NU Online News Service, March 26, 12:26 p.m. EDT
There was no discrepancy between American International Group's chief executive approving an expedited payment of bonuses and his remarks that he was unhappy with them, a company spokesperson said yesterday.
AIG CEO Edward Liddy wrote Treasury Secretary Timothy Geithner on March 12, stating that he found the necessity to pay retention bonuses to executives at the troubled AIG Financial Products unit "distasteful and difficult." He used the same terms in an appearance before a congressional committee.
But yesterday, in an open letter to Mr. Liddy in The New York Times announcing his resignation, Jake DeSantis, an executive vice president for the AIG Financial Products' profitable commodities section, said Mr. Liddy left him feeling "betrayed" and may have done an about-face under political pressure after approving early payment of the bonuses.
Mr. DeSantis wrote that most of the employees at Financial Products had "nothing to do with the large losses" caused by the section dealing with credit default swaps, which forced the company to seek a government rescue.
"My guess is that in October, when you learned of these retention contracts, you realized that the employees of the Financial Products unit needed some incentive to stay and that the contracts, being both ethical and useful, should be left to stand," his letter said.
Mr. DeSantis wrote that this realization may have been why Mr. Liddy "decided to accelerate by three months more than a quarter of the amounts due under the contracts." The move, he said, signaled to employees that they had Mr. Liddy's support, "and was hardly something that one would do if he truly found the contracts 'distasteful.' That may also be why you authorized the balance of the payments on March 13."
He wrote that the decision releasing $40 million in bonus money was an ethically and financially astute move, but "it seems to have been politically unwise.

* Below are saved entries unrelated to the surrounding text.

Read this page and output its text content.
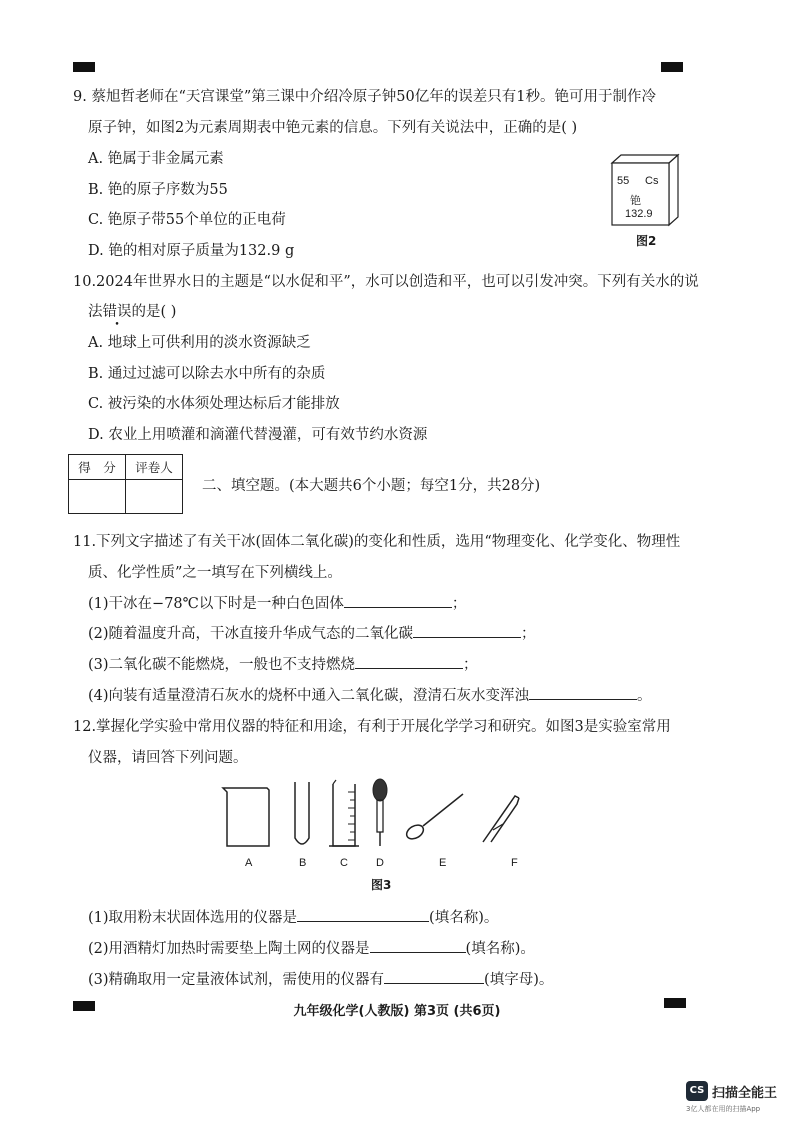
9. 蔡旭哲老师在“天宫课堂”第三课中介绍冷原子钟50亿年的误差只有1秒。铯可用于制作冷
原子钟，如图2为元素周期表中铯元素的信息。下列有关说法中，正确的是( )
A. 铯属于非金属元素
B. 铯的原子序数为55
C. 铯原子带55个单位的正电荷
D. 铯的相对原子质量为132.9 g
55 Cs
铯
132.9
图2
10.2024年世界水日的主题是“以水促和平”，水可以创造和平，也可以引发冲突。下列有关水的说
法错误的是( )
A. 地球上可供利用的淡水资源缺乏
B. 通过过滤可以除去水中所有的杂质
C. 被污染的水体须处理达标后才能排放
D. 农业上用喷灌和滴灌代替漫灌，可有效节约水资源
得　分	评卷人

二、填空题。(本大题共6个小题；每空1分，共28分)
11.下列文字描述了有关干冰(固体二氧化碳)的变化和性质，选用“物理变化、化学变化、物理性
质、化学性质”之一填写在下列横线上。
(1)干冰在−78℃以下时是一种白色固体	；
(2)随着温度升高，干冰直接升华成气态的二氧化碳	；
(3)二氧化碳不能燃烧，一般也不支持燃烧	；
(4)向装有适量澄清石灰水的烧杯中通入二氧化碳，澄清石灰水变浑浊	。
12.掌握化学实验中常用仪器的特征和用途，有利于开展化学学习和研究。如图3是实验室常用
仪器，请回答下列问题。
A	B	C	D	E	F
图3
(1)取用粉末状固体选用的仪器是	(填名称)。
(2)用酒精灯加热时需要垫上陶土网的仪器是	(填名称)。
(3)精确取用一定量液体试剂，需使用的仪器有	(填字母)。
九年级化学(人教版) 第3页 (共6页)
CS 扫描全能王
3亿人都在用的扫描App
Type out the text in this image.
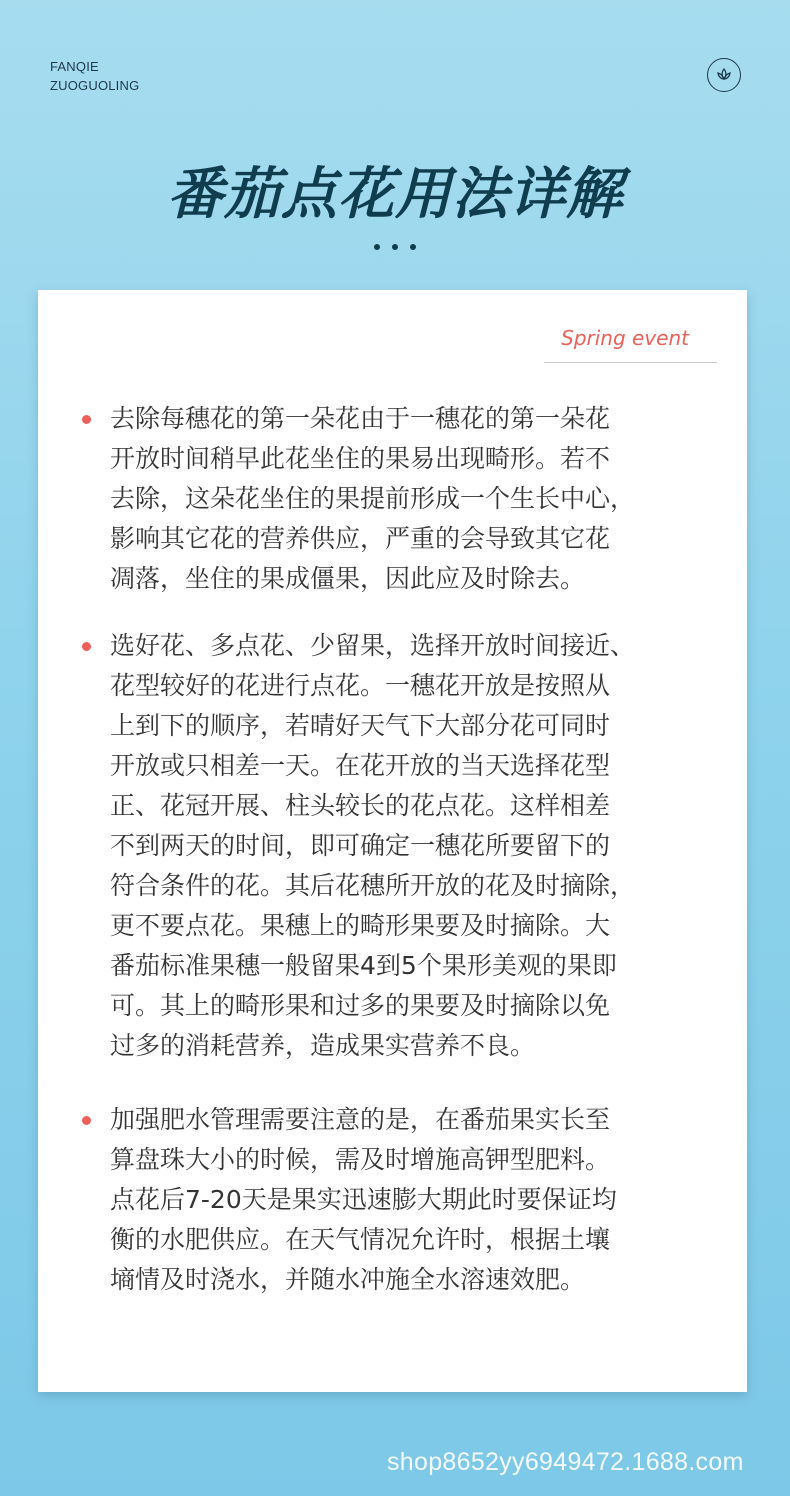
FANQIE
ZUOGUOLING
番茄点花用法详解
Spring event

去除每穗花的第一朵花由于一穗花的第一朵花
开放时间稍早此花坐住的果易出现畸形。若不
去除，这朵花坐住的果提前形成一个生长中心，
影响其它花的营养供应，严重的会导致其它花
凋落，坐住的果成僵果，因此应及时除去。

选好花、多点花、少留果，选择开放时间接近、
花型较好的花进行点花。一穗花开放是按照从
上到下的顺序，若晴好天气下大部分花可同时
开放或只相差一天。在花开放的当天选择花型
正、花冠开展、柱头较长的花点花。这样相差
不到两天的时间，即可确定一穗花所要留下的
符合条件的花。其后花穗所开放的花及时摘除，
更不要点花。果穗上的畸形果要及时摘除。大
番茄标准果穗一般留果4到5个果形美观的果即
可。其上的畸形果和过多的果要及时摘除以免
过多的消耗营养，造成果实营养不良。

加强肥水管理需要注意的是，在番茄果实长至
算盘珠大小的时候，需及时增施高钾型肥料。
点花后7-20天是果实迅速膨大期此时要保证均
衡的水肥供应。在天气情况允许时，根据土壤
墒情及时浇水，并随水冲施全水溶速效肥。

shop8652yy6949472.1688.com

It's now apparent that you either misunderstood the agreements that you had made–tacit or otherwise–with the Federal Reserve, the Treasury, various members of Congress and Attorney General Andrew Cuomo of New York, or were not strong enough to withstand the shifting political winds."
An AIG spokesperson, Christina Pretto, said there was "nothing inconsistent" about Mr. Liddy's statements, adding that his decision to pay the bonuses was based on legal analysis of those contracts, and were grounded in a risk/reward system for employees who are working to unwind a Financial Products business with a $1.6 trillion derivatives book
He has made it clear, she said, that they were put in place long "before he came [to AIG], and he does find them distasteful. This is what he inherited."
She released a statement that "Ed [Liddy] deeply appreciates the frustration expressed in this letter, and believes that the recent vilification and harassment of AIG employees is grossly unfair and unwarranted."
"As Ed noted in his testimony to Congress, most of today's FP employees had nothing to do with the credit default swaps that were at the heart of the company's liquidity crisis," she said. "FP employees continue to successfully execute precisely the job asked of them: de-risk and unwind the FP business. They have reduced the trade count from 44,000 to 28,000–nearly 40 percent."